The only difference between a rule, an edict and a stamp is periodicity and scope. A rule runs constantly on its ‘host’ note. An edict does the same, nut deliberately less frequently as in big/heavily coded docs rules may become a bottleneck†. Essentially an edict aims to run on start-up and then c.1 and hour, although it can be triggered on demands: see more.
A stamp differs in scope and timing. A stamp is an action that can be run on selection of one or more note(s). A stamp is always run on demand and execute once on each selected note.
So by moving code from a stamp to an edict you are:
- restricting it to running on the note holding the edict
- running whenever the edict is triggered.

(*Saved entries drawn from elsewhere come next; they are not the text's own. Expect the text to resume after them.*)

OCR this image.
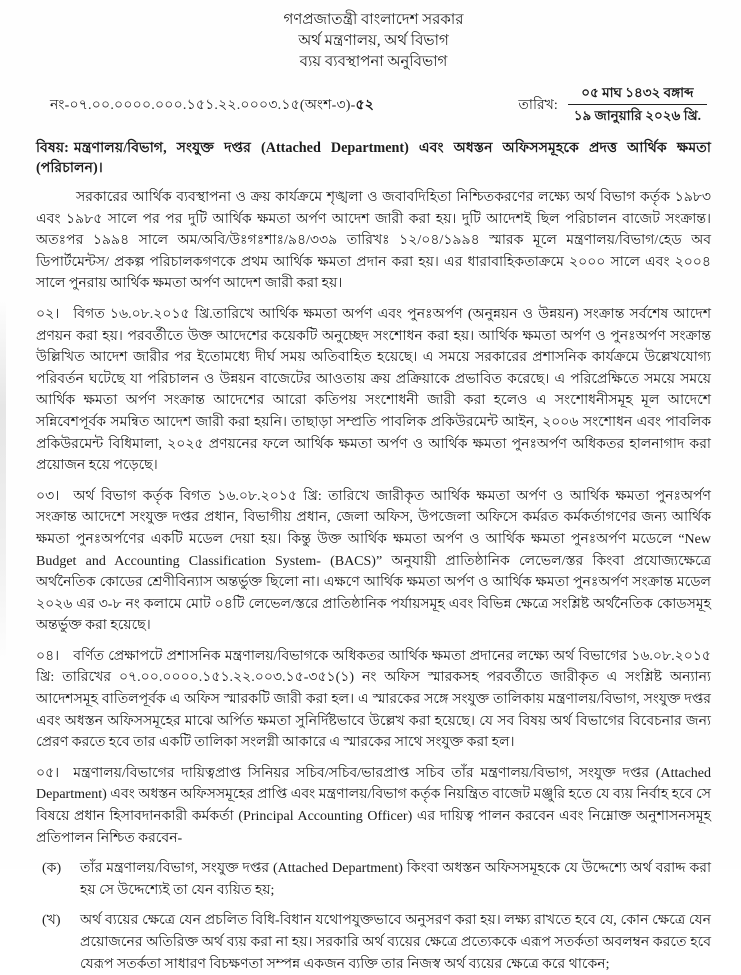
গণপ্রজাতন্ত্রী বাংলাদেশ সরকার
অর্থ মন্ত্রণালয়, অর্থ বিভাগ
ব্যয় ব্যবস্থাপনা অনুবিভাগ
নং-০৭.০০.০০০০.০০০.১৫১.২২.০০০৩.১৫(অংশ-৩)-৫২	তারিখ: $\frac{\text{০৫ মাঘ ১৪৩২ বঙ্গাব্দ}}{\text{১৯ জানুয়ারি ২০২৬ খ্রি.}}$
বিষয়: মন্ত্রণালয়/বিভাগ, সংযুক্ত দপ্তর (Attached Department) এবং অধস্তন অফিসসমূহকে প্রদত্ত আর্থিক ক্ষমতা (পরিচালন)।
সরকারের আর্থিক ব্যবস্থাপনা ও ক্রয় কার্যক্রমে শৃঙ্খলা ও জবাবদিহিতা নিশ্চিতকরণের লক্ষ্যে অর্থ বিভাগ কর্তৃক ১৯৮৩ এবং ১৯৮৫ সালে পর পর দুটি আর্থিক ক্ষমতা অর্পণ আদেশ জারী করা হয়। দুটি আদেশই ছিল পরিচালন বাজেট সংক্রান্ত। অতঃপর ১৯৯৪ সালে অম/অবি/উঃগঃশাঃ/৯৪/৩৩৯ তারিখঃ ১২/০৪/১৯৯৪ স্মারক মূলে মন্ত্রণালয়/বিভাগ/হেড অব ডিপার্টমেন্টস/ প্রকল্প পরিচালকগণকে প্রথম আর্থিক ক্ষমতা প্রদান করা হয়। এর ধারাবাহিকতাক্রমে ২০০০ সালে এবং ২০০৪ সালে পুনরায় আর্থিক ক্ষমতা অর্পণ আদেশ জারী করা হয়।
০২। বিগত ১৬.০৮.২০১৫ খ্রি.তারিখে আর্থিক ক্ষমতা অর্পণ এবং পুনঃঅর্পণ (অনুন্নয়ন ও উন্নয়ন) সংক্রান্ত সর্বশেষ আদেশ প্রণয়ন করা হয়। পরবর্তীতে উক্ত আদেশের কয়েকটি অনুচ্ছেদ সংশোধন করা হয়। আর্থিক ক্ষমতা অর্পণ ও পুনঃঅর্পণ সংক্রান্ত উল্লিখিত আদেশ জারীর পর ইতোমধ্যে দীর্ঘ সময় অতিবাহিত হয়েছে। এ সময়ে সরকারের প্রশাসনিক কার্যক্রমে উল্লেখযোগ্য পরিবর্তন ঘটেছে যা পরিচালন ও উন্নয়ন বাজেটের আওতায় ক্রয় প্রক্রিয়াকে প্রভাবিত করেছে। এ পরিপ্রেক্ষিতে সময়ে সময়ে আর্থিক ক্ষমতা অর্পণ সংক্রান্ত আদেশের আরো কতিপয় সংশোধনী জারী করা হলেও এ সংশোধনীসমূহ মূল আদেশে সন্নিবেশপূর্বক সমন্বিত আদেশ জারী করা হয়নি। তাছাড়া সম্প্রতি পাবলিক প্রকিউরমেন্ট আইন, ২০০৬ সংশোধন এবং পাবলিক প্রকিউরমেন্ট বিধিমালা, ২০২৫ প্রণয়নের ফলে আর্থিক ক্ষমতা অর্পণ ও আর্থিক ক্ষমতা পুনঃঅর্পণ অধিকতর হালনাগাদ করা প্রয়োজন হয়ে পড়েছে।
০৩। অর্থ বিভাগ কর্তৃক বিগত ১৬.০৮.২০১৫ খ্রি: তারিখে জারীকৃত আর্থিক ক্ষমতা অর্পণ ও আর্থিক ক্ষমতা পুনঃঅর্পণ সংক্রান্ত আদেশে সংযুক্ত দপ্তর প্রধান, বিভাগীয় প্রধান, জেলা অফিস, উপজেলা অফিসে কর্মরত কর্মকর্তাগণের জন্য আর্থিক ক্ষমতা পুনঃঅর্পণের একটি মডেল দেয়া হয়। কিন্তু উক্ত আর্থিক ক্ষমতা অর্পণ ও আর্থিক ক্ষমতা পুনঃঅর্পণ মডেলে “New Budget and Accounting Classification System- (BACS)” অনুযায়ী প্রাতিষ্ঠানিক লেভেল/স্তর কিংবা প্রযোজ্যক্ষেত্রে অর্থনৈতিক কোডের শ্রেণীবিন্যাস অন্তর্ভুক্ত ছিলো না। এক্ষণে আর্থিক ক্ষমতা অর্পণ ও আর্থিক ক্ষমতা পুনঃঅর্পণ সংক্রান্ত মডেল ২০২৬ এর ৩-৮ নং কলামে মোট ০৪টি লেভেল/স্তরে প্রাতিষ্ঠানিক পর্যায়সমূহ এবং বিভিন্ন ক্ষেত্রে সংশ্লিষ্ট অর্থনৈতিক কোডসমূহ অন্তর্ভুক্ত করা হয়েছে।
০৪। বর্ণিত প্রেক্ষাপটে প্রশাসনিক মন্ত্রণালয়/বিভাগকে অধিকতর আর্থিক ক্ষমতা প্রদানের লক্ষ্যে অর্থ বিভাগের ১৬.০৮.২০১৫ খ্রি: তারিখের ০৭.০০.০০০০.১৫১.২২.০০৩.১৫-৩৫১(১) নং অফিস স্মারকসহ পরবর্তীতে জারীকৃত এ সংশ্লিষ্ট অন্যান্য আদেশসমূহ বাতিলপূর্বক এ অফিস স্মারকটি জারী করা হল। এ স্মারকের সঙ্গে সংযুক্ত তালিকায় মন্ত্রণালয়/বিভাগ, সংযুক্ত দপ্তর এবং অধস্তন অফিসসমূহের মাঝে অর্পিত ক্ষমতা সুনির্দিষ্টভাবে উল্লেখ করা হয়েছে। যে সব বিষয় অর্থ বিভাগের বিবেচনার জন্য প্রেরণ করতে হবে তার একটি তালিকা সংলগ্নী আকারে এ স্মারকের সাথে সংযুক্ত করা হল।
০৫। মন্ত্রণালয়/বিভাগের দায়িত্বপ্রাপ্ত সিনিয়র সচিব/সচিব/ভারপ্রাপ্ত সচিব তাঁর মন্ত্রণালয়/বিভাগ, সংযুক্ত দপ্তর (Attached Department) এবং অধস্তন অফিসসমূহের প্রাপ্তি এবং মন্ত্রণালয়/বিভাগ কর্তৃক নিয়ন্ত্রিত বাজেট মঞ্জুরি হতে যে ব্যয় নির্বাহ হবে সে বিষয়ে প্রধান হিসাবদানকারী কর্মকর্তা (Principal Accounting Officer) এর দায়িত্ব পালন করবেন এবং নিম্নোক্ত অনুশাসনসমূহ প্রতিপালন নিশ্চিত করবেন-
(ক)	তাঁর মন্ত্রণালয়/বিভাগ, সংযুক্ত দপ্তর (Attached Department) কিংবা অধস্তন অফিসসমূহকে যে উদ্দেশ্যে অর্থ বরাদ্দ করা হয় সে উদ্দেশ্যেই তা যেন ব্যয়িত হয়;
(খ)	অর্থ ব্যয়ের ক্ষেত্রে যেন প্রচলিত বিধি-বিধান যথোপযুক্তভাবে অনুসরণ করা হয়। লক্ষ্য রাখতে হবে যে, কোন ক্ষেত্রে যেন প্রয়োজনের অতিরিক্ত অর্থ ব্যয় করা না হয়। সরকারি অর্থ ব্যয়ের ক্ষেত্রে প্রত্যেককে এরূপ সতর্কতা অবলম্বন করতে হবে যেরূপ সতর্কতা সাধারণ বিচক্ষণতা সম্পন্ন একজন ব্যক্তি তার নিজস্ব অর্থ ব্যয়ের ক্ষেত্রে করে থাকেন;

Of course, if the edict is set in a prototype, then all notes using the prototype inherit the same edict by default. The prototype approach makes it easy to correct 00s of notes simply by editing the rule or edict in the prototype.
A find()
is a query—as you’d use in an agent. In queries a reference, e.g. $Name, refers to the note being tested, i.e. every note—in turn—in the scope of the query.
If you want to test for an attribute value in the calling note, e.g. here the note running the edict, you can use the designator ‘that
’ (see more). Thus your edict code:
var:string name = $Name;
find($Tags.contains(name)).each(path) {
linkToOriginal(path, name + " tag");
}
can alternatively be written—to the same outcome— as:
find($Tags.contains($Name(that))).each(path) {
linkToOriginal(path, name + " tag");
}
If a note is called ‘ant’, the above code will find and link to any (original) note where that tested note includes a $Tags value ‘ant’. Thus, in my test below, a note called ‘ant’ links to the originals of two notes that contain a discrete $Tags value of ‘ant’:
Looking at the note running the edict we see it has 2 outbound links of linktype “ant tag”:
Here is the test document: find-tag1.tbx (121.1 KB)
What were you expecting to happen?
As regards specifying offset references for attributes, i.e. getting/setting an attribute is a different note from the current one, see more here.
Action code has evolved greatly over the life of the apps with syntax gaining in capability over time. I believe it borrows from conventions of a number of sources (but not formally recorded as such). A useful way to compare this is by looking at older versions of aTbRef, all of which are still online.
Action code is best understood in terms of the available Tinderbox documentation (app Help, app Help menu tutorials, and aTbRef), rather than trying to derive syntax from some other language. In parts it may look like [some language] but that doesn’t necessaerily apply across all code.
[Disclaimer re aTbRef: I am aTbRef’s (sole) author]
†. Most users will never meet this. It generally relates to ‘power users’ doing complex tasks or a small subset of new users who just apply rules to everything and then wonder why the app is working hard.